I actually have a chance to post about something... I'm at work, on the clock, on my MacBook. I'm doing what we call a One-on-One with a lady, but she's napping at the moment, so I'm taking my chance.
Amidst all the searching for positive Sabres news this morning, and the depressing news I found instead during that search (*cough, cough* Paul Gaustad), I did however, find a piece that made me all warm-and-fuzzy feeling.
While scouring the blogs and columns at THN, I found this one by Ryan Kennedy: The Straight Edge: Hockey More Than a Pasttime For Fans in Some Struggling Cities.
I don't get super offended when I hear players from different teams trashing Buffalo (i.e. Ray Emery) or expect much different from players who just got moved here (i.e. Craig Rivet), because what do they see when they come here? (Actually, who am I kidding? Of course I get offended, but if you redeem yourself, like Rivet has, then I can be very forgiving.) They take the 33 from the airport through probably one of Buffalo's worst areas, and see the dirty buildings downtown in the industrial area, and the run-down-ness of it Buffalo, in all of it's supposed un-glory. And what do they ever hear about Buffalo? That the economy sucks, and that there's crime, and the only weather we have involves seven feet of snow.
Well you know what? Don't trash it 'til you've lived it. I love Buffalo. There, I said it, and I'm not ashamed to admit it. Honestly, I can't imagine living anywhere else... Except for maybe Boston. I love it there, too, but that's besides the point.
And you know what else? Every single guy who has played here has loved it here, except for maybe Slava Kozlov and Miro Satan, but who cares about them? Not this girl.
Anyways, I just really appreciated this article because it truly does say something about a team when they get over 10,000 people standing outside the arena to watch a playoff game, and every single bar or restaurant that has a TV is packed. And don't forget the house parties that get well over 5,000 people, and sometimes reaching 10,000 to watch away games, or the Party in the Plaza they threw in the middle of winter now two seasons ago, which I think 4,000 freezing fans attended.
This city has spirit. It may not show in the economy, and it may not show in the scenery on the 33, but take a look at the people who live here. I cannot go one day without seeing someone wearing a Bills or Sabres shirt, and I cannot even begin to count how many cars have either teams decal, sticker, magnet, flag, or whatever on it. (My car's blue, and I've got the decal, the license plate frame, and blue, gold, and silver Mardi Gras beads hanging from my mirror. Check that shit.)
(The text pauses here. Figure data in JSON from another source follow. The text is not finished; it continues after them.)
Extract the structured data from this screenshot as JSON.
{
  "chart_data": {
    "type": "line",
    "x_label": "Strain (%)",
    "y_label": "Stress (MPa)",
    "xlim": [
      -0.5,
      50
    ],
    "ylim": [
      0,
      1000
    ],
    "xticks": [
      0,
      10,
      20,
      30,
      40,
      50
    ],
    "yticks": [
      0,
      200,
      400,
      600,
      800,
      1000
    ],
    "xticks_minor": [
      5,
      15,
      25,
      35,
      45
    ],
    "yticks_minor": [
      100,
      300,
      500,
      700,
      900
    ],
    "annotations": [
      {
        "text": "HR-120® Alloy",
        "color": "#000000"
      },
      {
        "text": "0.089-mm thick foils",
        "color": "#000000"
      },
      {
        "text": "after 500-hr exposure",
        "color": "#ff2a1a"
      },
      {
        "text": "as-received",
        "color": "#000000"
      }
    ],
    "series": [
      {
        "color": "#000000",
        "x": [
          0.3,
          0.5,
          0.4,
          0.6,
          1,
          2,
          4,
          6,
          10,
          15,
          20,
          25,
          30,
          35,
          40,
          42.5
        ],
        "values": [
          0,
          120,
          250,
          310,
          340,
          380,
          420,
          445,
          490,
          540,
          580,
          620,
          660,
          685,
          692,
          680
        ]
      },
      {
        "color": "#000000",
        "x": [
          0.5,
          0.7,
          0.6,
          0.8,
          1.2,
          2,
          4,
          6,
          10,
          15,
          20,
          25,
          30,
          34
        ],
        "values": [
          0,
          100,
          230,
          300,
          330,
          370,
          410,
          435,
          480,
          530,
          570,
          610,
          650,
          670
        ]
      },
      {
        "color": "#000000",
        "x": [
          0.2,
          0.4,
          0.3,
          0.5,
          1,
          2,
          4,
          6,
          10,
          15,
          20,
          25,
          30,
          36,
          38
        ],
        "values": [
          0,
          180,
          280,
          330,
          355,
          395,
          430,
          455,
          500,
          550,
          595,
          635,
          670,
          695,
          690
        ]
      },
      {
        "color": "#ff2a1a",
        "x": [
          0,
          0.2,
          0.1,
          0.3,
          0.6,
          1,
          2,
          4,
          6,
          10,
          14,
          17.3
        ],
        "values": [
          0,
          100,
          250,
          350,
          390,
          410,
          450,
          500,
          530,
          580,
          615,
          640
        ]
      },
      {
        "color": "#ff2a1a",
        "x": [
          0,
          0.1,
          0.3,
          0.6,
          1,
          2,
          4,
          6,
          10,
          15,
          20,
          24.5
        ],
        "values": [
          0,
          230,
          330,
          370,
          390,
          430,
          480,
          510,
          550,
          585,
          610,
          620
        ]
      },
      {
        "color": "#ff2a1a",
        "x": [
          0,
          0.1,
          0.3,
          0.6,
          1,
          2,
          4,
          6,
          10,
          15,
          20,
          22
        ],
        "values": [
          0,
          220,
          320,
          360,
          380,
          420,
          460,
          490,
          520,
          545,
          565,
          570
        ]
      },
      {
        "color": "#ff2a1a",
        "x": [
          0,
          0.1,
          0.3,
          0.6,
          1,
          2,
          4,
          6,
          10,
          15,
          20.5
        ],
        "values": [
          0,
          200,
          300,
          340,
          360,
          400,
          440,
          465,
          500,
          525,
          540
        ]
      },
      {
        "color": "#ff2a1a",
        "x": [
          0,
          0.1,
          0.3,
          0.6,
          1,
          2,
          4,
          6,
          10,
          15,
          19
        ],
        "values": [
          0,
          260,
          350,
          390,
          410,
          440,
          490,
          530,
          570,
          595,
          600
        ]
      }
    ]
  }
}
It's pretty amazing that, even realizing how difficult life can be here, it's pretty special that we've got such a great group of guys playing their hearts out, FOR US. I mean, come on, Brian Effing Campbell was in tears because he didn't want to leave. Jay McKee, Marty Biron, and countless others still live here. Scotty Bowman (who works for the Red Wings) and Ron McLean (of Hockey Night In Canada) both live in the area, so it can't be THAT bad. The Sabres come out, night after night, and perform for us, to give us something to distract ourselves from our mundane lives, to give us something to believe in, and something to hope for.
And I think it speaks volumes when Ryan Miller, Jason Pominville, Derek Roy, Paul Gaustad, Teppo Numminen, Daniel Paille, Thomas Vanek (by default), Jochen Hecht, and the like sign for many years to stay in this area, to play for us. And they, and those who've left, consistently say that the best fans can be found in this city.
You don't get teams or fans like this anywhere else. I'd bet my life on it. And I'd win.